Your second approach (one table per type) is the canonical way to solve this problem - while it requires a bit more effort to implement it fits better with the relational model of most databases and preserves a consistent and cohesive representation of the data. The approach of using one table per concrete type works well, and is compatible with most ORM libraries (like EntityFramework and NHibernate).
There are, however, a couple of alternative approaches sometimes used when the number of subtypes is very large, or subtypes are created on the fly.
Alternative #1: The Key-Value extension table. This is a table with one row per additional field of data you wish to store, a foreign key back to the core table (Task), and a column that specifies what kind of field this is. It's structure is typically something like:
TaskExt Table
=================
TaskID : Number (foreign key back to Task)
FieldType : Number or String (this would be AccountID, SalesPersonID, etc)
FieldValue : String (this would be the value of the associated field)

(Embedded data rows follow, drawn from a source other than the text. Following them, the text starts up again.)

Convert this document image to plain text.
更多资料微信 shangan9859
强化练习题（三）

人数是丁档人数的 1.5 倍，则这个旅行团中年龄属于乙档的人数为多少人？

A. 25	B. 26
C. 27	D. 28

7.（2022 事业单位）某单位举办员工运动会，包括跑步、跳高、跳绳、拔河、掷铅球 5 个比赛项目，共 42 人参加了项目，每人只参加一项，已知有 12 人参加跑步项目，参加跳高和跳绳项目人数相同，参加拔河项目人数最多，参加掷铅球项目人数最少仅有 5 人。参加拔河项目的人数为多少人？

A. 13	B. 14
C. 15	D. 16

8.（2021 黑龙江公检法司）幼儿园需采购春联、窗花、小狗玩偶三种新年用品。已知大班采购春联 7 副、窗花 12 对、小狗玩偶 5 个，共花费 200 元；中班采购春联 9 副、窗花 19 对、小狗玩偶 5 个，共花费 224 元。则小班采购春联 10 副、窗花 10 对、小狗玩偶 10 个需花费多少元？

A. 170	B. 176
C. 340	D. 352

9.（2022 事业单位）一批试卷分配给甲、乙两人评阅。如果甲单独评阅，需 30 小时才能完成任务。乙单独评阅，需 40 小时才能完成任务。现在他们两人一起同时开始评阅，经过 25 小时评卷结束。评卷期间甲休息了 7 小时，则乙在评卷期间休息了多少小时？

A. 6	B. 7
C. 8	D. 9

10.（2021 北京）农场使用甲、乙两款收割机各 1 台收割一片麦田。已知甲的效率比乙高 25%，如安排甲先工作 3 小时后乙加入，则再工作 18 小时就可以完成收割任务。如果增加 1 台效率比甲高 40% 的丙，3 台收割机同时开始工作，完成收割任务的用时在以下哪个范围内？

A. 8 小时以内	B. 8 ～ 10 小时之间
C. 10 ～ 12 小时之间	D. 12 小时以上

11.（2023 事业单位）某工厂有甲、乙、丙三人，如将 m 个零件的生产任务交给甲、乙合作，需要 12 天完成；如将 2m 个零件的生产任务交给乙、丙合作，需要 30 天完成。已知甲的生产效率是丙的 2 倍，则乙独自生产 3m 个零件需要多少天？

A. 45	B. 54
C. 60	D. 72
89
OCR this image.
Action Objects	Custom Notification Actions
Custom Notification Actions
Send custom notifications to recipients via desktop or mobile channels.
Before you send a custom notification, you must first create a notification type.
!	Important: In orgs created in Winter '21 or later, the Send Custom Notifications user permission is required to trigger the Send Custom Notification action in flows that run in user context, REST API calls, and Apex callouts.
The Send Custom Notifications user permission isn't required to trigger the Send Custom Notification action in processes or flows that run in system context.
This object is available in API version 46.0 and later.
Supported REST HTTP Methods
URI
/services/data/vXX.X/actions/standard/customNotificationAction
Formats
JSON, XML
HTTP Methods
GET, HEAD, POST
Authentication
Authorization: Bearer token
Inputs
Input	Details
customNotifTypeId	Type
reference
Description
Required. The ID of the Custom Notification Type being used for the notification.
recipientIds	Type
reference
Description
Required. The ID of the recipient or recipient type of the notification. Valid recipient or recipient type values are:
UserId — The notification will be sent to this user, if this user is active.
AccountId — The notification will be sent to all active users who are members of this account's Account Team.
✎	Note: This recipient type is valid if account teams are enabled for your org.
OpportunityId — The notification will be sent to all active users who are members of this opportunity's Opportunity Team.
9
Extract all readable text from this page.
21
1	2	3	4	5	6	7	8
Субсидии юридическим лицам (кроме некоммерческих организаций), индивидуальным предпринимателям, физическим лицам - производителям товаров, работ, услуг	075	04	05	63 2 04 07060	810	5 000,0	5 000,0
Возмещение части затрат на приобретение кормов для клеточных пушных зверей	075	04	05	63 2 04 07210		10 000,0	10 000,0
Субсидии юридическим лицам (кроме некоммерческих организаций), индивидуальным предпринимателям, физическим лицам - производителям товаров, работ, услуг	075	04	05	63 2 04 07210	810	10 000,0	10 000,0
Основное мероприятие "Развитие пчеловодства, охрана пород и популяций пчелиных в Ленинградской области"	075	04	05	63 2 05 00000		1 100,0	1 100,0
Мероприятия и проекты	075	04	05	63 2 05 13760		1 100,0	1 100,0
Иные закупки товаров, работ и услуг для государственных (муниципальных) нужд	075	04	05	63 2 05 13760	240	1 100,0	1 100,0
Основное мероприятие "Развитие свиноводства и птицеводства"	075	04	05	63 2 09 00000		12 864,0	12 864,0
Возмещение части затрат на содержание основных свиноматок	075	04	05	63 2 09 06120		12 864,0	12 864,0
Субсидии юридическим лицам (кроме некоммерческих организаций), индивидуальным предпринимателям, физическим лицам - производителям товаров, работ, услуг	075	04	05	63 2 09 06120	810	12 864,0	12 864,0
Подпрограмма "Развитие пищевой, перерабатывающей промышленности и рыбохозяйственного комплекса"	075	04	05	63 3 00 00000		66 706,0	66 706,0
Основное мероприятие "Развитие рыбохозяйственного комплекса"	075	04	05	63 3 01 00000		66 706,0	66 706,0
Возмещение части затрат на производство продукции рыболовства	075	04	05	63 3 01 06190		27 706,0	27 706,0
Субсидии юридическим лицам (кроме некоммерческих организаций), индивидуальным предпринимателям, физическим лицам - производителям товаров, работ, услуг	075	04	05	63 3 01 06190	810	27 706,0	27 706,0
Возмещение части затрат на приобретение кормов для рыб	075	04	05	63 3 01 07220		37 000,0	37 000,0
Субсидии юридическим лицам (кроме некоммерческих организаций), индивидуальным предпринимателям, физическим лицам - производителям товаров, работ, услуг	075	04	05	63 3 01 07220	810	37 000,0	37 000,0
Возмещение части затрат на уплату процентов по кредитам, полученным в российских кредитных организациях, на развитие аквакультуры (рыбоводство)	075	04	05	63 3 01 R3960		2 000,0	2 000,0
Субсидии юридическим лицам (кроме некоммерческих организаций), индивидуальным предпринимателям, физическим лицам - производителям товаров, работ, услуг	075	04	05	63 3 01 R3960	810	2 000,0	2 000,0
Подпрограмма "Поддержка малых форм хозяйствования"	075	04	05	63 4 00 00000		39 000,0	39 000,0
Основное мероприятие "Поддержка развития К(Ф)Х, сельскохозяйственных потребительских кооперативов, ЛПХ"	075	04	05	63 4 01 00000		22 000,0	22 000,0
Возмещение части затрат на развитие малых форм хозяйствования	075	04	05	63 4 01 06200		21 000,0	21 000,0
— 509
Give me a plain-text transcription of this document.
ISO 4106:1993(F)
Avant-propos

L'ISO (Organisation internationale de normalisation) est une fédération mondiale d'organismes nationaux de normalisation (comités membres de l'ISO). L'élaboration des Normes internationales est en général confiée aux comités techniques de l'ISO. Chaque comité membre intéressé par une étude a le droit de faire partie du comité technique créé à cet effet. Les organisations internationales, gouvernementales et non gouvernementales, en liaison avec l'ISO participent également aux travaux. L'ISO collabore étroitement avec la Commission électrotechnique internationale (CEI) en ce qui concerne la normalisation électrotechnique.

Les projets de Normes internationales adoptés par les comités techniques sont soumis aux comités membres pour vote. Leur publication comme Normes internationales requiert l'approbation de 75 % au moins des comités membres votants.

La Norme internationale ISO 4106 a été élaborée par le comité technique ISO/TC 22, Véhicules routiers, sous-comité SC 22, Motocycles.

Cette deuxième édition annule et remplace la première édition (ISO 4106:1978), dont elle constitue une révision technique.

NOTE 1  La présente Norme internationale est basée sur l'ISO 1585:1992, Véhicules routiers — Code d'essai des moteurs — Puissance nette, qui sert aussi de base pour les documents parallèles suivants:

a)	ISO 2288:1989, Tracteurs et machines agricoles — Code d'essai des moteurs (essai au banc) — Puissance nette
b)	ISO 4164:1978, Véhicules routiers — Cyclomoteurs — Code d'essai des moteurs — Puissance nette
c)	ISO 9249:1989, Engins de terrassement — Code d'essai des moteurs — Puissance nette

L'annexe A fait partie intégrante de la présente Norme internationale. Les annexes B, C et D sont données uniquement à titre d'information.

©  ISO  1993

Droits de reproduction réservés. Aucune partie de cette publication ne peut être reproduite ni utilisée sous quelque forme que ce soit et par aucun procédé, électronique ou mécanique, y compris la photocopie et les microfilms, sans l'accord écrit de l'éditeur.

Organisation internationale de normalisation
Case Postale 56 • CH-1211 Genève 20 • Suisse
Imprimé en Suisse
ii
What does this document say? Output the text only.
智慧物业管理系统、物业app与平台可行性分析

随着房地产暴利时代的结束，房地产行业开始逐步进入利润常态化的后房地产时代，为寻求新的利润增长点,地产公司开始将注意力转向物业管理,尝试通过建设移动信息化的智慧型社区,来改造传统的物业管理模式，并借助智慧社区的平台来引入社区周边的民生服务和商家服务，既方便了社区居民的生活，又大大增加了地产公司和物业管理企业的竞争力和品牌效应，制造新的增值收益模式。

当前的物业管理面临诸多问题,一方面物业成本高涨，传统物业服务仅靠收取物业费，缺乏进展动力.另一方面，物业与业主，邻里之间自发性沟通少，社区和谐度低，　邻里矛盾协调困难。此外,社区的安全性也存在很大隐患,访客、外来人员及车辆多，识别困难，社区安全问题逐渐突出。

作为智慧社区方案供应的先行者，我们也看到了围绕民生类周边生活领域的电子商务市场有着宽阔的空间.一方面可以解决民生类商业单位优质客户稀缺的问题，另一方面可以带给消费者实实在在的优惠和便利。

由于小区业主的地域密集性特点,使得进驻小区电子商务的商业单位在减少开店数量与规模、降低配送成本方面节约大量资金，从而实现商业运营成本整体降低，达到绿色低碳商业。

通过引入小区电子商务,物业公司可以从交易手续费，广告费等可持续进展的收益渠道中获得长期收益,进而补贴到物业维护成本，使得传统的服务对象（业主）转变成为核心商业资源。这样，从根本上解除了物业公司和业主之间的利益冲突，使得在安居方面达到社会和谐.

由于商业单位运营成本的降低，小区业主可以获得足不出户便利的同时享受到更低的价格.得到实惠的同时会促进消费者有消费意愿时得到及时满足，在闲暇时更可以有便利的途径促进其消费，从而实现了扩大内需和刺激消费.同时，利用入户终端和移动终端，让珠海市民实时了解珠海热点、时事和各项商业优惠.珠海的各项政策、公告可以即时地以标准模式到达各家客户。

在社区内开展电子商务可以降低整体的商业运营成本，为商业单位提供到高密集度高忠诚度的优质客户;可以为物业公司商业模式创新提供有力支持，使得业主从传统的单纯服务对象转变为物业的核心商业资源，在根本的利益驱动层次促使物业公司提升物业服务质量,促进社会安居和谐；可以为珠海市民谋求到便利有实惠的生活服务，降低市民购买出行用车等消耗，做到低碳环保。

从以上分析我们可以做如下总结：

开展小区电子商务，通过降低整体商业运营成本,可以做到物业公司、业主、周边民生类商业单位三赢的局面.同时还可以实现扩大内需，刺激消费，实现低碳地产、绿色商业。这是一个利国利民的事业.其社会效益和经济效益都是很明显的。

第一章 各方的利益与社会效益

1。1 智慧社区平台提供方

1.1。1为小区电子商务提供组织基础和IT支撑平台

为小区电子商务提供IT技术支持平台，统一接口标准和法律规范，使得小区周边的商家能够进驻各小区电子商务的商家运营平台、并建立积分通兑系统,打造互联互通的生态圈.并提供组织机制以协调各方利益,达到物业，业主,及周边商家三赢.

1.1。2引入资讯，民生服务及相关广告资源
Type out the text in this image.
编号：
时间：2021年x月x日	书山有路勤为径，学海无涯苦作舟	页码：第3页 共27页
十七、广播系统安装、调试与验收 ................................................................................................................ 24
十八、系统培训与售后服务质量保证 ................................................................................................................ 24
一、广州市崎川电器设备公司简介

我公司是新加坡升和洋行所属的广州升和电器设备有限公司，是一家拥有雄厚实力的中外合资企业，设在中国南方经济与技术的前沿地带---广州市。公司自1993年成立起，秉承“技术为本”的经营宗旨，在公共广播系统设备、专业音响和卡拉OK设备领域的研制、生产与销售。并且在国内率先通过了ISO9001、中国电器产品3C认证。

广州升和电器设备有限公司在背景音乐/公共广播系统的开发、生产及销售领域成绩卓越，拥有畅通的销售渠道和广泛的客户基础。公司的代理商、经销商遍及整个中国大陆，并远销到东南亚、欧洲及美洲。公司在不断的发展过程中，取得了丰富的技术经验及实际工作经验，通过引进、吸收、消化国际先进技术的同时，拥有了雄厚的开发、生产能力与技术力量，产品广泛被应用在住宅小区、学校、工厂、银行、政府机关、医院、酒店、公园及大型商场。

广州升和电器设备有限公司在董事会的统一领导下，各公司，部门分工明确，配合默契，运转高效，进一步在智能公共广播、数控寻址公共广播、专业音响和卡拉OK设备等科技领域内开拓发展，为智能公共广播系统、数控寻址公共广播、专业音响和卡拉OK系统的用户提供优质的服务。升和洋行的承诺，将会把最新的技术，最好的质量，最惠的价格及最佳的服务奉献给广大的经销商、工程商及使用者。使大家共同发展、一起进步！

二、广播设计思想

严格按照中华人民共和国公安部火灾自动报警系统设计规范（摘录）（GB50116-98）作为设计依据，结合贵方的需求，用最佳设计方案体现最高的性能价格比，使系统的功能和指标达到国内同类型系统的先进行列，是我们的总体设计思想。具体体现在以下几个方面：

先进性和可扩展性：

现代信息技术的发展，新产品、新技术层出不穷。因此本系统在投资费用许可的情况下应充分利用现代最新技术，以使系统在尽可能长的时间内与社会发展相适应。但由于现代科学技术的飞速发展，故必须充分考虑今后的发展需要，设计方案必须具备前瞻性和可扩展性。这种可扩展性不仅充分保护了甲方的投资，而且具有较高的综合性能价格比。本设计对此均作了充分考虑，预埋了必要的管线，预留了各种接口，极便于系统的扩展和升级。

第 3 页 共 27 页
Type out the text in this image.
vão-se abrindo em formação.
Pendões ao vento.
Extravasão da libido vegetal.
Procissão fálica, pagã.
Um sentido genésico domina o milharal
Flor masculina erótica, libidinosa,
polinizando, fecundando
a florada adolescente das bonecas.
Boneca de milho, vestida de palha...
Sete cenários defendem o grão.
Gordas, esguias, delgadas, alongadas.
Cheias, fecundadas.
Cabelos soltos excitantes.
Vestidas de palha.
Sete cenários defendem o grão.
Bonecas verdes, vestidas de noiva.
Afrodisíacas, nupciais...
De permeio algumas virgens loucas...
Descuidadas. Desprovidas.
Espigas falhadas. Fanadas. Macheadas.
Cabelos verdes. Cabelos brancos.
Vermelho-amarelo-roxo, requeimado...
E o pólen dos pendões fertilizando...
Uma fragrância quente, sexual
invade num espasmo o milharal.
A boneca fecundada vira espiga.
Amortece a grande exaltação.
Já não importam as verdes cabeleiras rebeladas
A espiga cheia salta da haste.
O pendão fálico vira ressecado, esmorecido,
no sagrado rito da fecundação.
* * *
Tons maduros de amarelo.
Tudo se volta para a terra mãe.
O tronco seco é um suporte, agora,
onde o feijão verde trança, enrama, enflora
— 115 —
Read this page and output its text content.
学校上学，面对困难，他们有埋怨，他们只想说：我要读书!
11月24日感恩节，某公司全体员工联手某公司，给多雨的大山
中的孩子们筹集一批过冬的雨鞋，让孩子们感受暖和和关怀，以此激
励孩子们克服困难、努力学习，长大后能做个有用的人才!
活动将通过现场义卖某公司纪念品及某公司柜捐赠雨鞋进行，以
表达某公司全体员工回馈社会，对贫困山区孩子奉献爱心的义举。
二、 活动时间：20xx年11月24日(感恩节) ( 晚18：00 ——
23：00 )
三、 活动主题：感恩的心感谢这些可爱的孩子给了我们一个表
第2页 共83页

Alternative #2: The Type-Mapped Extension Table. In this alternative, you create a table with a bunch of nullable columns of different data types (numbers, strings, date/time, etc) with names like DATA01, DATA02, DATA03 ... and so on. For each kind of Task, you select a subset of the columns and map them to particular fields. So, DATA01 may end up being the BuildVersion for a SoftwareTask and an AccountName for a SalesTask. In this approach, you must manage some metadata somewhere that control which column you map specific fields to. A type-mapped table will often look something like:
TaskExt Table
=================
TaskID : Number (foreign key back to task)
Data01 : String
Data02 : String
Data03 : String
Data04 : String
Data05 : Number
Data06 : Number
Data07 : Number
Data08 : Number
Data09 : Date
Data10 : Date
Data11 : Date
Data12 : Date
// etc...
The main benefit of option #1 is that you can dynamically add as many different fields as you need, and you can even support a level of backward compatibility. A significant downside, however, is that even simple queries can become challenging because fields of the objects are pivoted into rows in the table. Unpivoting turns out to be an operation that is both complicated and often poorly performing.
The benefits of option #2 is that it's easy to implement, and preserves a 1-to-1 correspondence betweens rows, making queries easy. Unfortunately, there are some downsides to this as well. The first is that the column names are completely uninformative, and you have to refer to some metadata dictionary to understand which columns maps to which field for which type of task. The second downside is that most databases limit the number of columns on a table to a relatively small number (usually 50 - 300 columns). As a result, you can only have so many numeric, string, datetime, etc columns available to use. So if you type ends up having more DateTime fields than the table supports you have to either use string fields to store dates, or create multiple extension tables.
Be forewarned, most ORM libraries do not provide built-in support for either of these modeling patterns.
You should probably take a lead from how ORMs deal with this, like TPH/TPC/TPT
Given that ITask is an interface you should probably go for TPC (Table per Concrete Type). When you make it a baseclass, TPT and TPH are also options.